Or something like that. Do you see how I Witnessed for her the mistreatment that I’d just done to her?
To contrast, I could have denied that anything wrong had happened. “What’s wrong? I didn’t do anything wrong.”
Or dismissed it: “Oh, stop crying, it was no big deal, I was just adjusting your hat.”
Or reacted with fear of her anger, and offered a fake/misgrounded apology: “Oh, no! Don’t be upset, I am so sorry! Sorry sorry sorry!”
Or reacted with avoidance, and not responded to her, acting like I didn’t see that she was angry. Delivering silence, icyness, emotional withdrawal, dis-attunement.
Or punished her for displaying anger at me: “Hey, don’t be mad at me! I am your parent, it is not wrong for me to do things like that. You should say ‘thank you’!”

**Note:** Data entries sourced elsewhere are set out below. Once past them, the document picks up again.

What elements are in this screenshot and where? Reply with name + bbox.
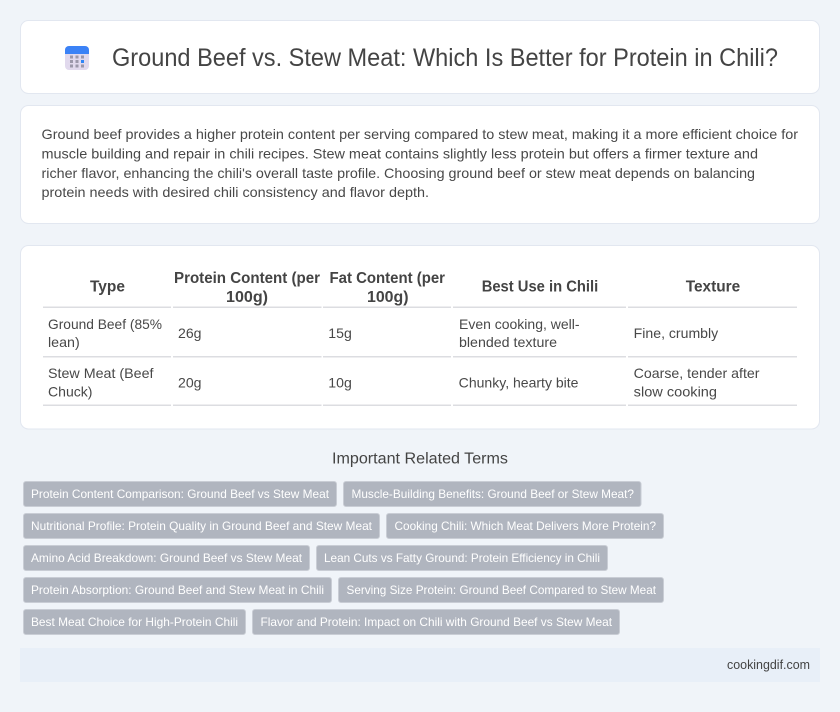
footer source text: cookingdif.com bbox=[727, 658, 810, 672]
tag: Nutritional Profile: Protein Quality in Ground Beef and Stew Meat bbox=[31, 519, 373, 533]
icon: calendar bbox=[65, 46, 89, 70]
table header row: Fat Content (per bbox=[330, 270, 445, 287]
table row: stew meat: 10g bbox=[328, 374, 352, 390]
panel: summary paragraph bbox=[20, 106, 820, 224]
table header row: Protein Content (per bbox=[174, 270, 320, 287]
tag: Flavor and Protein: Impact on Chili with Ground Beef vs Stew Meat bbox=[260, 615, 613, 629]
tag bbox=[338, 578, 664, 602]
table header row: Type bbox=[90, 278, 125, 296]
tag: Lean Cuts vs Fatty Ground: Protein Efficiency in Chili bbox=[324, 551, 600, 565]
table row: ground beef: 15g bbox=[328, 325, 352, 341]
footer bbox=[20, 648, 820, 682]
table row: ground beef: 26g bbox=[178, 325, 202, 341]
table row: stew meat: Chunky, hearty bite bbox=[459, 374, 579, 390]
table row: stew meat: slow cooking bbox=[634, 384, 717, 400]
table row: stew meat: Stew Meat (Beef bbox=[48, 365, 154, 381]
tag bbox=[24, 482, 336, 506]
tag: Cooking Chili: Which Meat Delivers More Protein? bbox=[394, 519, 656, 533]
tag bbox=[24, 514, 380, 538]
tag bbox=[316, 546, 608, 570]
panel: comparison table bbox=[20, 246, 820, 429]
table header row: Best Use in Chili bbox=[482, 278, 598, 296]
tag bbox=[252, 610, 620, 634]
tag: Best Meat Choice for High-Protein Chili bbox=[31, 615, 238, 629]
table header row: 100g) bbox=[367, 289, 408, 306]
tag: Amino Acid Breakdown: Ground Beef vs Stew Meat bbox=[31, 551, 303, 565]
table row: ground beef: lean) bbox=[48, 334, 80, 350]
tag: Muscle-Building Benefits: Ground Beef or Stew Meat? bbox=[352, 487, 634, 501]
paragraph text: Ground beef provides a higher protein content per serving compared to stew meat, making it a more efficient choice for bbox=[42, 126, 798, 142]
paragraph text: richer flavor, enhancing the chili's overall taste profile. Choosing ground beef or stew meat depends on balancing bbox=[42, 165, 755, 181]
tag: Protein Content Comparison: Ground Beef vs Stew Meat bbox=[31, 487, 330, 501]
title: Ground Beef vs. Stew Meat: Which Is Better for Protein in Chili? bbox=[112, 44, 778, 72]
heading: important related terms: Important Related Terms bbox=[332, 450, 508, 468]
related terms tags bbox=[24, 482, 664, 634]
tag bbox=[386, 514, 664, 538]
tag bbox=[24, 578, 332, 602]
paragraph text: muscle building and repair in chili recipes. Stew meat contains slightly less protein but offers a firmer texture and bbox=[42, 146, 758, 162]
table row: ground beef bbox=[43, 316, 797, 358]
table header row bbox=[43, 270, 797, 308]
table row: stew meat: 20g bbox=[178, 374, 202, 390]
table row: stew meat: Chuck) bbox=[48, 384, 92, 400]
table row: ground beef: Ground Beef (85% bbox=[48, 316, 162, 332]
table row: stew meat: Coarse, tender after bbox=[634, 365, 760, 381]
tag bbox=[24, 610, 246, 634]
tag: Serving Size Protein: Ground Beef Compared to Stew Meat bbox=[346, 583, 657, 597]
table row: stew meat bbox=[43, 365, 797, 406]
tag bbox=[344, 482, 641, 506]
table header row: Texture bbox=[686, 278, 741, 296]
paragraph text bbox=[42, 126, 798, 200]
tag: Protein Absorption: Ground Beef and Stew Meat in Chili bbox=[31, 583, 324, 597]
paragraph text: protein needs with desired chili consistency and flavor depth. bbox=[42, 184, 429, 200]
header card bbox=[20, 20, 820, 94]
table row: ground beef: Fine, crumbly bbox=[634, 325, 718, 341]
table row: ground beef: blended texture bbox=[459, 334, 557, 350]
tag bbox=[24, 546, 310, 570]
table header row: 100g) bbox=[226, 289, 268, 306]
table row: ground beef: Even cooking, well- bbox=[459, 316, 580, 332]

It’s easiest in relationships to get established a baseline of ‘we expect fair treatment by default in all directions, not out of obligation, but something like peace within ourselves + love for others (in general) and the others, in particular. The above story with my kid around her display of anger would have been different if until now, I’d made a habit of dismissing or denying or avoiding or punishing or withdrawing, without ever Witnessing the mistreatment. And if someone says sorry, but keeps doing the same thing, the words eventually lose their weight.
I tell Eden that she deserves fair treatment from everyone, and if it’s not what she gets, it’s reasonable to name it and resist the unfair treatment. So, of course, sometimes I expect to receive those energies, because when it happens, when I treat her with an entitlement I didn’t even notice that I had, I would HOPE she names it and resists it, with me. I resent that my own parents attacked me for displaying dissatisfaction with how they treated me, when they were functionally committed to a regime of emotional subjugation. They thought I was fundamentally bad, thus they needed to squelch my displays of anger and grief. It took a lot of energy, on their behalf, to suppress me, and wasted a lot of our lives together that could have otherwise been spent in a real, peaceful harmony.
In reality, people are fundamentally good, and can be, deserve to be, treated fairly. Just because a person out there happens to be someone’s child does not entitle that person to treat them in a dehumanizing, paternalistic way. To treat kids in a dehumanizing way is to set them up to expect more dehumanizing treatment from others, AND to deny them opportunities to experience healthy, reasonable boundaries. (Like, not being hit, not being verbally assaulted, not being shamed, yes, but what about being also given hugs, being given affirming words based on real decisions and dispositions, being delighted in? laughing with someone, rather than laughing at them.)